S’il parvient provisoirement à imposer ses vues, les Eidguenots l’emportent finalement. En 1526, une nouvelle combourgeoisie est signée dans laquelle rentre Berne, déjà protestante. Les juridictions épiscopales sont remplacées par un tribunal civil, le chapitre est épuré : seuls des bourgeois de Genève ou des combourgeois suisses peuvent désormais devenir chanoines. L’évêque Pierre de la Baume s’enfuit à Gex. Charles III tente un coup de force en 1530 mais l’intervention de Berne l’oblige à signer le désastreux traité de Saint-Julien dans lequel il s’engage à ne plus inquiéter les Genevois. Dès 1532, Farel prêche la Réforme à Genève, adoptée dans les faits le 10 août 1535 lorsque le Conseil des Deux-Cents [11] décide la suspension de la messe.
Le 21 mai 1536, la Réforme est officiellement adoptée. Calvin est à Genève, appelé par Farel, et fait paraître la même année son ouvrage, l’Institution de la religion chrétienne qui connaît un succès immédiat. Tous les exemplaires disparaissent en neuf mois. Il y définit sa doctrine, conforme sur les points essentiels avec celle de Luther mais l’ouvrage est aussi un manuel théologique, un guide spirituel et un traité de morale pratique, privée et publique, diffusé dans toute Europe et en particulier dans le duché de Savoie par des libraires, des colporteurs, des marchands et des missionnaires (plus de 200 sont envoyés en France entre 1555 et 1562). Si Luther a initié la Réforme mais a laissé le pouvoir civil s’occuper de l’organisation de l’Eglise réformée, Calvin, au contraire, accorde la plus grande attention à l’encadrement des fidèles. Des diacres assistent les pauvres et les malades, les docteurs sont chargés de l’enseignement, les pasteurs des tâches religieuses tandis qu’un consistoire, composé des pasteurs et de 12 laïcs, surveille le comportement de chacun.

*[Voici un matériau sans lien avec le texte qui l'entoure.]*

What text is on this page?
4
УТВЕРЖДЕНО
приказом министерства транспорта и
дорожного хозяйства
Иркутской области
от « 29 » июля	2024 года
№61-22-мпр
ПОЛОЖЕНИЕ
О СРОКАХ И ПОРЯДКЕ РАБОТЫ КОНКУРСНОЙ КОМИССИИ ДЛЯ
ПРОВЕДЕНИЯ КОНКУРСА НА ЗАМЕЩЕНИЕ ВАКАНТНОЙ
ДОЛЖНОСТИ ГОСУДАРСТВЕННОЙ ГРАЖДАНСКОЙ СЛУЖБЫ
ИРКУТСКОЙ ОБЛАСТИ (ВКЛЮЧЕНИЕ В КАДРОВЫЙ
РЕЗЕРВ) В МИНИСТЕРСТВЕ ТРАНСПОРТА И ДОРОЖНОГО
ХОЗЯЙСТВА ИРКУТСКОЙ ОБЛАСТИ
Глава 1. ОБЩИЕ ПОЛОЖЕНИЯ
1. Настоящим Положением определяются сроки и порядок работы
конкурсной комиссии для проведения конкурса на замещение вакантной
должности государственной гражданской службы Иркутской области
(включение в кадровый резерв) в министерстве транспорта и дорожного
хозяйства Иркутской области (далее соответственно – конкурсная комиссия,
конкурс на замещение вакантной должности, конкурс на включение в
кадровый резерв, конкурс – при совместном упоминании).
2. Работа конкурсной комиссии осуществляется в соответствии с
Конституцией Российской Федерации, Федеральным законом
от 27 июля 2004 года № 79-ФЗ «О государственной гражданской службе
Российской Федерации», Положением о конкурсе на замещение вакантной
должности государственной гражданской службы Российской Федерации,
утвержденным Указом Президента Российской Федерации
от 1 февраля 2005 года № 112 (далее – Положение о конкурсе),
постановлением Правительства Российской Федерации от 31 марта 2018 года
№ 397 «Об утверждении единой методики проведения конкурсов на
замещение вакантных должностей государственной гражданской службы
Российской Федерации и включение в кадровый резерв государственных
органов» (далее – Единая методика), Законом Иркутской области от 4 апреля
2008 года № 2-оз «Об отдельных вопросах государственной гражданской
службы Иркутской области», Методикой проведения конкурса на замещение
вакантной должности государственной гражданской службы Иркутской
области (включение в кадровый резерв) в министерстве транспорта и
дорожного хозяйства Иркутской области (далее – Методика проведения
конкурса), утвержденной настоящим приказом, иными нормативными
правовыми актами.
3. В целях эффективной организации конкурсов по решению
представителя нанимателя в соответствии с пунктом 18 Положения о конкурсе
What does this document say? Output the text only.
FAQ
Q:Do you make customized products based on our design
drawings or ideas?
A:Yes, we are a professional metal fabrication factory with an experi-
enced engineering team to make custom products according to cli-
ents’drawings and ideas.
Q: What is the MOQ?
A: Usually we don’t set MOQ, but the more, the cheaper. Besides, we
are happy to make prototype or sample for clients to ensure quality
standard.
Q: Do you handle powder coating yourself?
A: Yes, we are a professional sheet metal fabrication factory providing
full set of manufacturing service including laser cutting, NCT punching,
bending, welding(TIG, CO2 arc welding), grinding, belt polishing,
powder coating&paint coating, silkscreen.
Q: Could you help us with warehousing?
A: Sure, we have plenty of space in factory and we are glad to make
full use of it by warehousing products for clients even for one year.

L’Académie de Genève, créée en 1559, forme une pépinière de ministres envoyés ensuite en France et dans l’Europe entière. C’est à Genève, auprès de Calvin, que le réformateur écossais John Knox traduit la Bible en anglais avant de retourner en Ecosse pour convertir son pays à la Réforme. Bref, Genève est considérée au XVIe siècle comme la « Rome protestante ».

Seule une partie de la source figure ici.